After being a potential takeover target for years because its shares are considered undervalued, Lockheed unveiled a corporate overhaul Tuesday that includes an employee stock ownership plan, sale of some Burbank real estate, disposal of smaller operations and a dividend increase.
In addition, Lockheed Chairman Daniel M. Tellup disclosed that the Calabasas-based aerospace firm is holding discussions with McDonnell Douglas on a potential subcontracting deal to assemble stretched MD-11 jetliners and with Netherlands-based Fokker for the assembly of F-100 jetliners.
The major restructuring, which is intended to improve the value of Lockheed shares and reinforce defenses against corporate raiders, came one day after Texas investor Harold C. Simmons disclosed that he owns 5.3% of Lockheed's shares.
Tellup said the restructuring has been in the works since last fall and that the announcement of the plan Tuesday was only coincidental to Simmons' disclosure Monday. Tellup said he does not regard Simmons' $150-million investment in Lockheed as the start of a hostile takeover effort.
"All of the actions had the overarching objective of increasing shareholder value and positioning Lockheed for long-term growth," Tellup said at a news conference Tuesday morning in Calabasas. "Nothing we do can prevent a fair value offer (by a corporate raider)."
Simmons reacted negatively to the restructuring effort, saying: "I'm disappointed. I hadn't expected them to react like this to my investment. It's not good value for the shareholders. I'm considering selling some or all of my stock. I made an investment based on the outlook for the company and the aerospace industry."
Lockheed shares gave up $2 in New York Stock Exchange trading Tuesday, closing at $47.75. On Monday, they had gained $3 on news of Simmons' investment in the company.
Lockheed also disclosed Tuesday that it expects that its 1989 earnings from continuing operations will decline by 25% from the $442 million reported in 1988. The decline is attributable to completion of the C-5B cargo jet program, high tax rates and cost increases in some other military programs, the company said.
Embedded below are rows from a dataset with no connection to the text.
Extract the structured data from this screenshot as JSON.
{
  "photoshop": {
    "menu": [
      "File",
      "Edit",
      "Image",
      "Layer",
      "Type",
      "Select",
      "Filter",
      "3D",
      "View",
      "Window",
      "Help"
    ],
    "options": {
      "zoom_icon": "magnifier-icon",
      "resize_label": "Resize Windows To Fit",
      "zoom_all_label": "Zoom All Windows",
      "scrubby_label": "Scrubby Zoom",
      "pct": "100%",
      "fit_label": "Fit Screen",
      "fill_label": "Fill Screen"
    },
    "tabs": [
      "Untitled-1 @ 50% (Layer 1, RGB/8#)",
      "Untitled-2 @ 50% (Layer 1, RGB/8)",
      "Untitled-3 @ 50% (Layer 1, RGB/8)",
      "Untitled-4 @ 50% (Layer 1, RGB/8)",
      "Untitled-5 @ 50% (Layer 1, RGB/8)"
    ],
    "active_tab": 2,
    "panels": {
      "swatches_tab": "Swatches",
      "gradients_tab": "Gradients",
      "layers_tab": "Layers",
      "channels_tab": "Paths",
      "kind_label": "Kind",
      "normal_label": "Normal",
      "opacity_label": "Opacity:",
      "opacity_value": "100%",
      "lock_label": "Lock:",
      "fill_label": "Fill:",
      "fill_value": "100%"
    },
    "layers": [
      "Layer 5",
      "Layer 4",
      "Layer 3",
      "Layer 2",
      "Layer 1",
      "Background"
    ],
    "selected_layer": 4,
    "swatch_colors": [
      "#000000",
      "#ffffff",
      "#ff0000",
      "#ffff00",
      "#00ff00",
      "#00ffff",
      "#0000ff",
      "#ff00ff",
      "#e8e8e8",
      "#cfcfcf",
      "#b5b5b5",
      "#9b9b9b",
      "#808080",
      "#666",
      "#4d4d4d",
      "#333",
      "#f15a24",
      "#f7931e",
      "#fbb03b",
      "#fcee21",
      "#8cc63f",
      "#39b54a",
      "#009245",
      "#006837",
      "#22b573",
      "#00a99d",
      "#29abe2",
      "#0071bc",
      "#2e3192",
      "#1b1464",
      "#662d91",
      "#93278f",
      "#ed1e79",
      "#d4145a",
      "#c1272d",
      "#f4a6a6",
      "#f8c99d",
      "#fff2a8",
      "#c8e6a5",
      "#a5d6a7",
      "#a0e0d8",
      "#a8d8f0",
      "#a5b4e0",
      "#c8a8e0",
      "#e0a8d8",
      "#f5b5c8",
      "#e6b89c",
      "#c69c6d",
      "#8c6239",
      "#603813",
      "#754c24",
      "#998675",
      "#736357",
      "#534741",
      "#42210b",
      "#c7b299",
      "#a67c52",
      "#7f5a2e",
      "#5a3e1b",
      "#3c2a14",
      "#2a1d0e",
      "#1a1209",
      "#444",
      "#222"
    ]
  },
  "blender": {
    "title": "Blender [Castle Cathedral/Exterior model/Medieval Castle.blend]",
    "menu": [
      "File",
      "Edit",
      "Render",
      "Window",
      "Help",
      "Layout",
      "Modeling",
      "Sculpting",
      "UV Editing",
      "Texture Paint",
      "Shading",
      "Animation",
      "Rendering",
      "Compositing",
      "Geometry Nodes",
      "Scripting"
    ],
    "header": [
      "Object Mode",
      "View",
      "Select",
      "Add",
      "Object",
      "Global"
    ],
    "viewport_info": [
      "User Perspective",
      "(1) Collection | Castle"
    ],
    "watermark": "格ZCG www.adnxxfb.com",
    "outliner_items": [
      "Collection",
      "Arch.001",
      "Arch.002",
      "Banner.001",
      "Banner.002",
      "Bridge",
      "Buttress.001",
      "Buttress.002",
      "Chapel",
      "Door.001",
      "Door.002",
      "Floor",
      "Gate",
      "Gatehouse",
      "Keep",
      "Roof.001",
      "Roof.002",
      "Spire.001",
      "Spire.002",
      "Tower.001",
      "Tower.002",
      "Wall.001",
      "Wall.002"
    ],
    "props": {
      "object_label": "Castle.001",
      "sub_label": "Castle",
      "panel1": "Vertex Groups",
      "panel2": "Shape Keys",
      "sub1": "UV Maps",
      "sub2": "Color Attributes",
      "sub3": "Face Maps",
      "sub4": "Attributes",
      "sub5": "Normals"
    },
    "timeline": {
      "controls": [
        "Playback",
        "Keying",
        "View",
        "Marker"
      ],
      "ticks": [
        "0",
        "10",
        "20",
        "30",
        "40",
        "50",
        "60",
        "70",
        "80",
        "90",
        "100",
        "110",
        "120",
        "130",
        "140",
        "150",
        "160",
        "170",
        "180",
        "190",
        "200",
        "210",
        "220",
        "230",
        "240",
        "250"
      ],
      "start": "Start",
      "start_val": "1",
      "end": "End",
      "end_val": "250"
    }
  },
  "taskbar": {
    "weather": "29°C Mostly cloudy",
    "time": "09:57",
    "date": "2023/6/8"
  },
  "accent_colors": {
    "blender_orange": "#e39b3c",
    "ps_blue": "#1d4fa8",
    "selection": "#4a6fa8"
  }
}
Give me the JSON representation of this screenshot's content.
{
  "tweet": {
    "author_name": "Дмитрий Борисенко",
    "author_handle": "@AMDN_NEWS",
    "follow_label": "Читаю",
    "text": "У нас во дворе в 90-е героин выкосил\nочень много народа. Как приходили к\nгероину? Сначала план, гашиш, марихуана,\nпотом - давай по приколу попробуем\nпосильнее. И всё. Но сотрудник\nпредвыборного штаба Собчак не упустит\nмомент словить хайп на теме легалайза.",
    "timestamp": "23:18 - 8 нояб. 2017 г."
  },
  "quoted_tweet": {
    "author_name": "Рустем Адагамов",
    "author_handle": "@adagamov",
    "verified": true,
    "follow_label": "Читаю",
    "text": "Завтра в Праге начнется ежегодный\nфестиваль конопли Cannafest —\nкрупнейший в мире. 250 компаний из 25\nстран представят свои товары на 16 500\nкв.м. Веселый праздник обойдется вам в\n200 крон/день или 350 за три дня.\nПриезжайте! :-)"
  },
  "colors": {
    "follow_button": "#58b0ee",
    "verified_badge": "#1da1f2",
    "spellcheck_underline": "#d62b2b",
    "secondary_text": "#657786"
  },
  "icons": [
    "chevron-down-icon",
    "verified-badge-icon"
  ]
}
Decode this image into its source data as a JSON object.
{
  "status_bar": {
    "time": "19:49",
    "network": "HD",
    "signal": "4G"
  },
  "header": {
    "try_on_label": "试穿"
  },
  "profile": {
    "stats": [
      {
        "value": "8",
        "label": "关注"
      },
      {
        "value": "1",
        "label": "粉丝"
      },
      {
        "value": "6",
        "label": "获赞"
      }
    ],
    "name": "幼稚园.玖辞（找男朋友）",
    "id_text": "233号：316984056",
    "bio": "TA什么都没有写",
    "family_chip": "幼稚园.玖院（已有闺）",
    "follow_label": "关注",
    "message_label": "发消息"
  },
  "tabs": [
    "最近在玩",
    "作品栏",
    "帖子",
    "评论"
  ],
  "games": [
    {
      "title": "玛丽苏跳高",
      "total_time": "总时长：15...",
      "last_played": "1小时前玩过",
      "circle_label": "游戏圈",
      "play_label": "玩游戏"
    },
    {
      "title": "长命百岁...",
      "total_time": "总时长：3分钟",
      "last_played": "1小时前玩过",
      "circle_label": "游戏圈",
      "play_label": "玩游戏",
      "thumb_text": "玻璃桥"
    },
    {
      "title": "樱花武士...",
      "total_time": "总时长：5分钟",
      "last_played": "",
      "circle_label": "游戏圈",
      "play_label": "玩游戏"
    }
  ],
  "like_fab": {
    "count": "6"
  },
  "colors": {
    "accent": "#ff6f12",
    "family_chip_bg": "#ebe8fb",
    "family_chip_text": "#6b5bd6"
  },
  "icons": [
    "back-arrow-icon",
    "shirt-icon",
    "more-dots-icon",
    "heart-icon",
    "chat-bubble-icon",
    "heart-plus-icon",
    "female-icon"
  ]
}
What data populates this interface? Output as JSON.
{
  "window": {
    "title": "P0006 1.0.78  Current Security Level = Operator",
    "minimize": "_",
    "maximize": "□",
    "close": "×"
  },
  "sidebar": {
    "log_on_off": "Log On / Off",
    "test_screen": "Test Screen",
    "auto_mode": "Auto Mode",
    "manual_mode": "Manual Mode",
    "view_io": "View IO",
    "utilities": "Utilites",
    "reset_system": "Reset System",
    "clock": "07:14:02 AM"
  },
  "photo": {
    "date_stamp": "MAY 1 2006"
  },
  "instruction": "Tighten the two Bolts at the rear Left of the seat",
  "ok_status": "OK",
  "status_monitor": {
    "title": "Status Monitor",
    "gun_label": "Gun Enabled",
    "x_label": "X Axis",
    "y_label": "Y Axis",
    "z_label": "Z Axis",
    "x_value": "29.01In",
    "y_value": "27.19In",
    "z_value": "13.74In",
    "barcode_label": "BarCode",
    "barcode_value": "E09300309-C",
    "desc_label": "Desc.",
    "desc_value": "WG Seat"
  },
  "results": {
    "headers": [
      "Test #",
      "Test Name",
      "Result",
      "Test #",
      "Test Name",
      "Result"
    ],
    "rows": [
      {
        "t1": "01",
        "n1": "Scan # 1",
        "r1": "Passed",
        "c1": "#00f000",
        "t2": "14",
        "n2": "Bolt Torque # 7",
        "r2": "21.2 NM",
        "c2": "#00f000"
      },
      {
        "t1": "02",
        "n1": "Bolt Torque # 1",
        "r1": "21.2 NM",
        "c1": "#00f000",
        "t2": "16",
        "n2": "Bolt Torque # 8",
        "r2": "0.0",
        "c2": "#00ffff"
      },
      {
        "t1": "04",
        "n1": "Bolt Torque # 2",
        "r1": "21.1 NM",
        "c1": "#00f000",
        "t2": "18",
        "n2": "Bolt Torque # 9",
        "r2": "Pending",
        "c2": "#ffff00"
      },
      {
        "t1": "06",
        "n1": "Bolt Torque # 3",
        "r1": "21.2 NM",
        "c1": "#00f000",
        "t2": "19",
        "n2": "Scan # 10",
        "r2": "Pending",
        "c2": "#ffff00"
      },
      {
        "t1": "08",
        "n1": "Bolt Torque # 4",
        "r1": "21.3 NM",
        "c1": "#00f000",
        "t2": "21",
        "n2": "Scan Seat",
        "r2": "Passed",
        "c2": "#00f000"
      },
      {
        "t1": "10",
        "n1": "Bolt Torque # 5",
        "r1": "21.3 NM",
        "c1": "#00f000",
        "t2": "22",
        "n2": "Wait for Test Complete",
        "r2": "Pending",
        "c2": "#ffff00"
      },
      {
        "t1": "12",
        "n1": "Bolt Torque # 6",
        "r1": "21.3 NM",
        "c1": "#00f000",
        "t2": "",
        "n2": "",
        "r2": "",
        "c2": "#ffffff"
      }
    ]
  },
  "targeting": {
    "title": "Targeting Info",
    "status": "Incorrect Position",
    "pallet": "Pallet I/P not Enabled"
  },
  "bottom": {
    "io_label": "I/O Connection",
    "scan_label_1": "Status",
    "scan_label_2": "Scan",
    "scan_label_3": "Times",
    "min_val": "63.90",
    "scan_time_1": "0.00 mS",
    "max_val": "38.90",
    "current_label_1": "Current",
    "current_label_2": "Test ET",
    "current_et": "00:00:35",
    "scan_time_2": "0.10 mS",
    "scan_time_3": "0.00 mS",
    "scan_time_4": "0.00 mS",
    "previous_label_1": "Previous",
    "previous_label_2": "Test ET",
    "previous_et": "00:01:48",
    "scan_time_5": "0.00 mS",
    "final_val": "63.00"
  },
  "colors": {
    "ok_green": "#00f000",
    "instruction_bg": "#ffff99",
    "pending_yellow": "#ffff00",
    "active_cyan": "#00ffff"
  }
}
But profits should grow in 1990 and beyond, Tellup said.
Under its complicated restructuring plan, Lockheed created an employee stock ownership plan that acquired about 10.5 million shares of newly issued Lockheed stock for $500 million. The ESOP borrowed the money to pay Lockheed for the stock.
At the same time, Lockheed has started buying back 10.5 million shares of its stock on the open market, thereby eliminating any dilutive effect that the newly issued stock would have on existing shares.
Tellup said the ESOP, whose participants will be salaried employees, is expected to "get employees more involved and productive" and secondarily may be a takeover defense. After the ESOP is in place and all the outstanding shares are repurchased, Lockheed employees will own about 17% of the company's stock, a voting bloc that could help thwart a hostile takeover effort.
The company also disclosed that it will accelerate by one year the plans it disclosed in 1988 to move virtually all manufacturing, parts fabrication and engineering activities out of Burbank to newer facilities in Palmdale, Rye Canyon and Marietta, Ga. The move will be completed in 1991.
About 7,000 employees will move to new job locations, leaving about 7,000 behind in Burbank. The move may result in some layoffs, but no more than 300, Tellup said.
After vacating the aged Burbank facilities, some of which were constructed during World War II, Lockheed will sell about 225 acres of valuable land adjacent to the Burbank airport. Tellup said the company does not have an estimate of the value of the land, but commercial land brokers have said the land is worth more than $1.5 million per acre, indicating that the 225 acres might be worth more than $337 million.
The company will keep the headquarters of its Lockheed Aeronautical Systems Co. in Burbank, where Lockheed has been building aircraft since 1928 when founder Allan Loughead moved his small airplane company into a former china factory there.
Tellup said he hoped that the move of 7,000 employees, mainly to Rye Canyon near Valencia and Palmdale, will be accomplished with a minimum of disruption. Company surveys have indicated that many workers will not have to move from their present homes, he said.
Another element of Lockheed's restructuring is a plan to sell the parts of its information systems group, including CalComp of Anaheim, CADAM of Burbank, Metier of Burbank and Lockheed Dataplan of Los Gatos. The four companies had 1988 revenue of $589 million. They are believed to be more profitable than many of Lockheed's weapons contracts, but Tellup said the company wants to focus on its primary businesses.